Researchers hypothesized that checkpoint blockade induces the expansion of tumor-specific T cells in the circulation. To test this theory, they assessed T-cell responses in the blood on the day of nivolumab administration, as well as 44 days after surgery.
“There was a big burst of tumor-specific T cells in the blood within, in most cases, 4 weeks after initiation of anti-PD-1 treatment, suggesting that neoadjuvant treatment may have enhanced antitumor immunity systemically,” Pardoll said in the release. “[Although] it is still too early to tell whether our findings will translate into lower relapse rate and improved survival, pending confirmation in a larger study, we are very optimistic that this approach will eventually be practice changing and may augment or even replace chemotherapy prior to surgical resection.
Researcher Patrick Forde, MBBCh, assistant professor of oncology at Bloomberg-Kimmel Institute for Cancer Immunotherapy, expressed enthusiasm for the results but emphasized confirmation in a larger patient population is necessary.

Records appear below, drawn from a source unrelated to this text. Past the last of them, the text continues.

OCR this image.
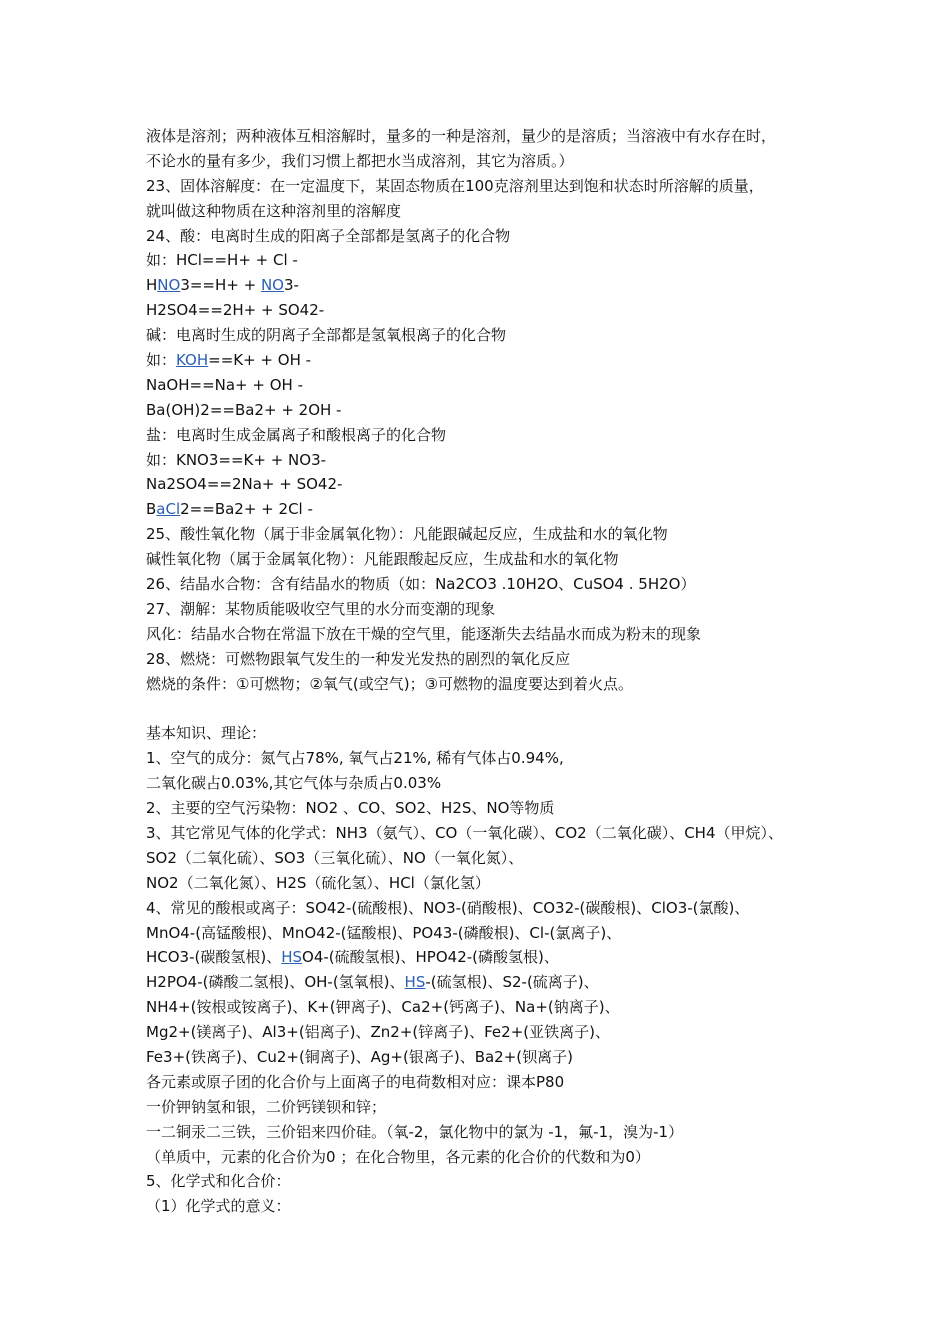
液体是溶剂；两种液体互相溶解时，量多的一种是溶剂，量少的是溶质；当溶液中有水存在时，
不论水的量有多少，我们习惯上都把水当成溶剂，其它为溶质。）
23、固体溶解度：在一定温度下，某固态物质在100克溶剂里达到饱和状态时所溶解的质量，
就叫做这种物质在这种溶剂里的溶解度
24、酸：电离时生成的阳离子全部都是氢离子的化合物
如：HCl==H+ + Cl -
HNO3==H+ + NO3-
H2SO4==2H+ + SO42-
碱：电离时生成的阴离子全部都是氢氧根离子的化合物
如：KOH==K+ + OH -
NaOH==Na+ + OH -
Ba(OH)2==Ba2+ + 2OH -
盐：电离时生成金属离子和酸根离子的化合物
如：KNO3==K+ + NO3-
Na2SO4==2Na+ + SO42-
BaCl2==Ba2+ + 2Cl -
25、酸性氧化物（属于非金属氧化物）：凡能跟碱起反应，生成盐和水的氧化物
碱性氧化物（属于金属氧化物）：凡能跟酸起反应，生成盐和水的氧化物
26、结晶水合物：含有结晶水的物质（如：Na2CO3 .10H2O、CuSO4 . 5H2O）
27、潮解：某物质能吸收空气里的水分而变潮的现象
风化：结晶水合物在常温下放在干燥的空气里，能逐渐失去结晶水而成为粉末的现象
28、燃烧：可燃物跟氧气发生的一种发光发热的剧烈的氧化反应
燃烧的条件：①可燃物；②氧气(或空气)；③可燃物的温度要达到着火点。
基本知识、理论：
1、空气的成分：氮气占78%, 氧气占21%, 稀有气体占0.94%,
二氧化碳占0.03%,其它气体与杂质占0.03%
2、主要的空气污染物：NO2 、CO、SO2、H2S、NO等物质
3、其它常见气体的化学式：NH3（氨气）、CO（一氧化碳）、CO2（二氧化碳）、CH4（甲烷）、
SO2（二氧化硫）、SO3（三氧化硫）、NO（一氧化氮）、
NO2（二氧化氮）、H2S（硫化氢）、HCl（氯化氢）
4、常见的酸根或离子：SO42-(硫酸根)、NO3-(硝酸根)、CO32-(碳酸根)、ClO3-(氯酸)、
MnO4-(高锰酸根)、MnO42-(锰酸根)、PO43-(磷酸根)、Cl-(氯离子)、
HCO3-(碳酸氢根)、HSO4-(硫酸氢根)、HPO42-(磷酸氢根)、
H2PO4-(磷酸二氢根)、OH-(氢氧根)、HS-(硫氢根)、S2-(硫离子)、
NH4+(铵根或铵离子)、K+(钾离子)、Ca2+(钙离子)、Na+(钠离子)、
Mg2+(镁离子)、Al3+(铝离子)、Zn2+(锌离子)、Fe2+(亚铁离子)、
Fe3+(铁离子)、Cu2+(铜离子)、Ag+(银离子)、Ba2+(钡离子)
各元素或原子团的化合价与上面离子的电荷数相对应：课本P80
一价钾钠氢和银，二价钙镁钡和锌；
一二铜汞二三铁，三价铝来四价硅。（氧-2，氯化物中的氯为 -1，氟-1，溴为-1）
（单质中，元素的化合价为0 ；在化合物里，各元素的化合价的代数和为0）
5、化学式和化合价：
（1）化学式的意义：
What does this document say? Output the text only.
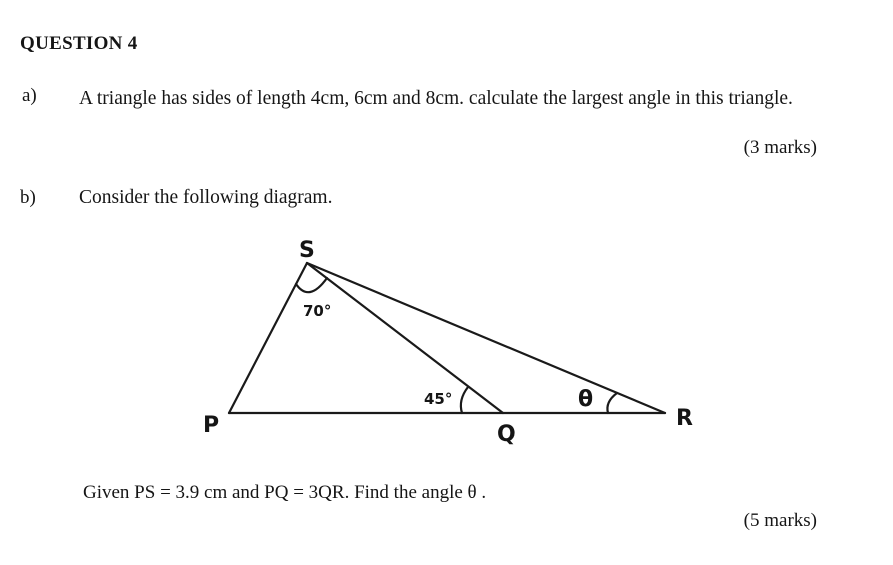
QUESTION 4
a) A triangle has sides of length 4cm, 6cm and 8cm. calculate the largest angle in this triangle.
(3 marks)
b) Consider the following diagram.
S
P	Q
R
70°
45°	θ
Given PS = 3.9 cm and PQ = 3QR. Find the angle θ .
(5 marks)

“We have to be careful not to compare these outcomes with historical outcomes given the small size of this single-arm study,” Forde said in the release. “However, these initial results are highly encouraging and, allied to the translational science, will spur interest in further neoadjuvant clinical trials across tumor types.” – by Mark Leiser
Reference:
Forde PM, et al. Abstract CT079. Presented at: American Association for Cancer Research Annual Meeting; April 14-18, 2018; Chicago.
Disclosure: Pardoll reports consultant roles with Aduro Biotech, Amgen, Bristol-Myers Squibb, DNAtrix, DNAX, Dracen, Five Prime Therapeutics, FixBio, Immunomic, Janssen, MedImmune, Merck, Pfizer, Potenza, Tieza, Tizona and WindMIL; stock ownership in Aduro Biotech, DNAtrix, Dracen, Five Prime Therapeutics, FixBio, Tieza, Tizona and WindMIL; and patents with Aduro Biotech, Bristol-Myers Squibb, Immunomic and WindMIL. Forde reports research funding from AstraZeneca, Bristol-Myers Squibb, Kyowa and Novartis, as well as consultant roles with AbbVie, AstraZeneca, Boehringer Ingelheim, Bristol-Myers Squibb, EMD Serono, Inivata, Merck and Novartis. Please see the abstract for all other authors’ relevant financial disclosures.